When he says this he stares pointedly into my eyes. But I know that Freda has already said my name, so he's just fishing. He doesn't know anything about me. And that's good. The longer he thinks Freda is in charge, the more time I'll have to figure out how to... what? Escape? Negotiate? No. Just figure out what the hell is going on. I just smile and nod along with the joke. Mayer—Fobrasse, I correct myself—has no idea how much I've already learned from Freda. It's difficult for me to keep my smug expression while I'm kicking myself inside for thinking his name was Mayer. Of course he's the mayor.

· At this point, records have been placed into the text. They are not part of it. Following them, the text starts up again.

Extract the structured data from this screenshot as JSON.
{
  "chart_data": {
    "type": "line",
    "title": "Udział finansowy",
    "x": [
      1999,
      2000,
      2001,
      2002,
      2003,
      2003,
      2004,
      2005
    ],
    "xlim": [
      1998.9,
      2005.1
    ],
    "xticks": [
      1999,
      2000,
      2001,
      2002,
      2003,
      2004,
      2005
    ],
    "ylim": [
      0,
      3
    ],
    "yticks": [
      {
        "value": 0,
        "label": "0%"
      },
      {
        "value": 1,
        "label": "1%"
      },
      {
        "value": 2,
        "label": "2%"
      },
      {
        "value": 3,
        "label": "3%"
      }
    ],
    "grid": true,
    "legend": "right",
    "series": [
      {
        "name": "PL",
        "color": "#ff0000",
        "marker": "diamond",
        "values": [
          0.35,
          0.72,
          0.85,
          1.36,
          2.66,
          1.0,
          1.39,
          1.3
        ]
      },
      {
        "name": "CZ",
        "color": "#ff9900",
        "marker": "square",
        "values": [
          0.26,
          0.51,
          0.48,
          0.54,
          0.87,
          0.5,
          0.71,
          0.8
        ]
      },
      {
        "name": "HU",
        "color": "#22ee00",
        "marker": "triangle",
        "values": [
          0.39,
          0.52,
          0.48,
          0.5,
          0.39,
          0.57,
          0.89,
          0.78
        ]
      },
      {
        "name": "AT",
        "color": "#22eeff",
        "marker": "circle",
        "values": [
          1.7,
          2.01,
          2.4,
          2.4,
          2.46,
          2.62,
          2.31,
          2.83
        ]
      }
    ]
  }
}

"And now, my dear, it seems you have the advantage of me. I am, I fear, the worst of hosts. I have guests and know nothing about them."
Captives, I think. Not guests. Prisoners.
"You must fill me in so I can give you the hospitality you deserve."
Don't answer anything, I want to tell Freda. I want to shout it to her, want to signal that she needs to tell him nothing. The less he knows, the more power we retain. The more we tell him, the more he controls. But how could I expect her to understand that?
"My name is Freda Tailor, and I am a seamstress." She says this without any emotion or inflection, almost as if she were talking to a tree. "I did not perpetrate, however, the atrocious clothing we are both wearing now. Those were provided by the new First Wife of Southshaw at the time of our exile."
Fobrasse wasn't distracted by the talk of our clothes, though he showed polite amusement when Freda disavowed them. I never thought about how we look in these grubby, rough outfits. Freda could be a scrawny, twelve year old boy. I could be a stablehand. Fobrasse's golden robe nearly glows in the dim room. The way he blinked twice when Freda mentioned the new First Wife, it might be an advantage to hide who we really are, for now at least.